Le début du Petit Nicolas – Qu’est-ce qu’on attend pour être heureux ? s’apparente à une image d’Épinal. Sempé, à bicyclette, descend les grands boulevards au milieu de vieilles automobiles, pour rejoindre son ami Goscinny dans un troquet pittoresque, tenu par un patron bourru vêtu d’un tablier blanc parsemé de quelques taches de graisse. La caméra s’attarde sur des immeubles haussmanniens, la tour Eiffel ou le Sacré-Cœur. Les passants sont contents, le ciel est d’un bleu aquarelle et le café coûte probablement toujours un franc.

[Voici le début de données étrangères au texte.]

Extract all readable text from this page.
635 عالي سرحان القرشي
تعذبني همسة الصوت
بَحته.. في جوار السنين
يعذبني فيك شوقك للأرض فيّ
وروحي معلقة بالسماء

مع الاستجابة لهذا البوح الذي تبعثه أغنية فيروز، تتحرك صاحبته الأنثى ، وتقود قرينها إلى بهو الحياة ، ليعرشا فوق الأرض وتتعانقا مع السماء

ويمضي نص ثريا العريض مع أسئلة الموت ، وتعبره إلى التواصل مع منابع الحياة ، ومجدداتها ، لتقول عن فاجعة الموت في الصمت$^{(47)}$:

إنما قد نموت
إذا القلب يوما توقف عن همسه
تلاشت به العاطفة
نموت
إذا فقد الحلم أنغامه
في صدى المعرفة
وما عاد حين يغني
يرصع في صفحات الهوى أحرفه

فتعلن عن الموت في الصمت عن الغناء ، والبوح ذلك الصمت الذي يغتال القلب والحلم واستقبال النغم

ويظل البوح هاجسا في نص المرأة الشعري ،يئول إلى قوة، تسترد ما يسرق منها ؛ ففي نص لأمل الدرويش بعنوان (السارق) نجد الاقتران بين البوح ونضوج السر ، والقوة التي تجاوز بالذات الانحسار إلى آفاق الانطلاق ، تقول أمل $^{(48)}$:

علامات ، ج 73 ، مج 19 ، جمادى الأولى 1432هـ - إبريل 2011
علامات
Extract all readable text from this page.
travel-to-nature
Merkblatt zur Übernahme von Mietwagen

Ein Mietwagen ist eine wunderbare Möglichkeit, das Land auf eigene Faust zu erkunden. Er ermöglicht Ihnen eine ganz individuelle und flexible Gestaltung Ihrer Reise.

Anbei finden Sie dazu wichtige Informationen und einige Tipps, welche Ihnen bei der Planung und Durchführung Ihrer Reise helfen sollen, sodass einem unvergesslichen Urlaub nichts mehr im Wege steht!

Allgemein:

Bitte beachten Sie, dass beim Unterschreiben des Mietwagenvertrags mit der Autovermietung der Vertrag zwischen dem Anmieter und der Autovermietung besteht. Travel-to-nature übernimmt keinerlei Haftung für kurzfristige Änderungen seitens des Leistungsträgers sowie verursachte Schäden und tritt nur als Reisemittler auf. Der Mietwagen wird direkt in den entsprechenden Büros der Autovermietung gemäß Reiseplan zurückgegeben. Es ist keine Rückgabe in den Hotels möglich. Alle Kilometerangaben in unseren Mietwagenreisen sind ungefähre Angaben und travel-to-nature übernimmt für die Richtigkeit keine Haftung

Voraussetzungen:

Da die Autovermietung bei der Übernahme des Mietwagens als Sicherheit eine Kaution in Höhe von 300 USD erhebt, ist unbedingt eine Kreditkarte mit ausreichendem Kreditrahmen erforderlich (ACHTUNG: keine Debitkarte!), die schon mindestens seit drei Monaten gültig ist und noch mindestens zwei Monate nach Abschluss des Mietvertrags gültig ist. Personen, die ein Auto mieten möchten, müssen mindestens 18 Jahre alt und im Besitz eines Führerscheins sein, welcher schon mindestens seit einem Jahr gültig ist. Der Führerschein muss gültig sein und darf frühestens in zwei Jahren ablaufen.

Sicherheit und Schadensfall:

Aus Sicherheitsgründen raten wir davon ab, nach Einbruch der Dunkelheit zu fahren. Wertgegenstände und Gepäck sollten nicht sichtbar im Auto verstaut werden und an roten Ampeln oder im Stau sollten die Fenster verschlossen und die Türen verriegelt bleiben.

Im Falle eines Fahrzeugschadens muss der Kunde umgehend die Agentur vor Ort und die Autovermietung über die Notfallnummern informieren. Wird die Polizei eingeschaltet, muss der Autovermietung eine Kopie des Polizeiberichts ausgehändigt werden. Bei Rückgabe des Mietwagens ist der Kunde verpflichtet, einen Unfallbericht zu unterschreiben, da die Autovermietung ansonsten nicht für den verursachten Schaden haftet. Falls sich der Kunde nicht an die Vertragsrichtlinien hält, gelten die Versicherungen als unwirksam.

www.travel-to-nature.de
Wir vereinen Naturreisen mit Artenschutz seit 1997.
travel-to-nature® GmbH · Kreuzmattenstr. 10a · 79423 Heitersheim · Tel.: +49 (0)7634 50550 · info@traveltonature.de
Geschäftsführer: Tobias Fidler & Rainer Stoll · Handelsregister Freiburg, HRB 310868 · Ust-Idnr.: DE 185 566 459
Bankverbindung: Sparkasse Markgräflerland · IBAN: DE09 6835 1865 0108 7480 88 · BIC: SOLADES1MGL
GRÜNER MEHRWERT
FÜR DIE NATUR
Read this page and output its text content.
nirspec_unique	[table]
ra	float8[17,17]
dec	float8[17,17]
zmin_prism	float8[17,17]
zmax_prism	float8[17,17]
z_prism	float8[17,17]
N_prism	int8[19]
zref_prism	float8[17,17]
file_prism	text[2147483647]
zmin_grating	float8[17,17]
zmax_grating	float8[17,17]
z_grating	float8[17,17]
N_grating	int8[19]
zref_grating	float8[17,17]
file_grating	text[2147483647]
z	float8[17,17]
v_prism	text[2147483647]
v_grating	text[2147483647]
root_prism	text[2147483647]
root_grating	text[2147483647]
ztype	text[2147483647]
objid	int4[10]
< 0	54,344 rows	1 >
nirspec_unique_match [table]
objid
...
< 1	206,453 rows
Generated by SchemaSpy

Une évocation décomplexée du « bon vieux temps » jusque dans le titre, emprunté à la chanson de Ray Ventura. Le film d’animation d’Amandine Fredon et Benjamin Massoubre, alternant aventures de Nicolas et intermèdes centrés sur Sempé et Goscinny, brosse de la sorte un portrait aussi détaillé que fantasmé de l’idée qu’on pourrait se faire d’une « France des jours heureux ». Une France de petits garçons blancs de classe moyenne, en somme celle du petit Nicolas et de ses créateurs (dont on découvre les luxueux appartements et bureaux : verrière avec vue sur les toits de Paris style La Corde pour Sempé, sorte de temple grec pour Goscinny). Il est difficile de se laisser aller sans réserve à cette célébration passéiste de la douce France, mue par la seule admiration que les metteurs en scène ont pour l’œuvre originelle.
Adaptation, trahison
La révérence des réalisateurs à l’égard du travail de Sempé et Goscinny est également manifeste dans leur manière de célébrer le style graphique de Sempé, animé tel quel, en transposant les planches en plans, ou du moins en essayant de les imiter au mieux. Or la forme même du Petit Nicolas se destine en soi assez mal à l’animation. Il s’agit de planches non découpées (à l’exception de quelques rares strips), que Sempé compose selon les principes de l’illustration de presse ou du livre pour enfant : le trait est très direct et expressif, les situations figées imagent le texte et sont le support du récit. Par exemple, la couverture du Petit Nicolas fait du sport représente un match de football : Nicolas tire un peu n’importe où et quatre personnages sont à ses côtés, disposés autour de lui de façon à mettre en avant sa frappe. Animer telle quelle cette couverture reviendrait à lui retirer tout son impact. Car les actions qui précèdent et qui suivent ce tir rocambolesque n’ont que peu d’intérêt ; le moment fort (le tir), une fois mis en mouvement, ne dure qu’une poignée de secondes, alors que son illustration figée se développe dans le temps (on note le dynamisme du trait ou un détail d’un visage). En résulte un film recopiant avec beaucoup de zèle le travail d’illustres ancêtres décédés dont il ne faudrait pas froisser la mémoire. Cette mollesse n’est en rien rattrapée par les segments où Sempé et Goscinny parlent entre eux. Ces épisodes s’apparentent surtout à de petites capsules biographiques, factuelles (on raconte la vie de Goscinny aux États-Unis) ou commémoratives (Sempé annonce à un petit Nicolas imaginaire la mort de Goscinny, la larme à l’œil). Là encore les réalisateurs ne quittent jamais leur position d’admirateurs.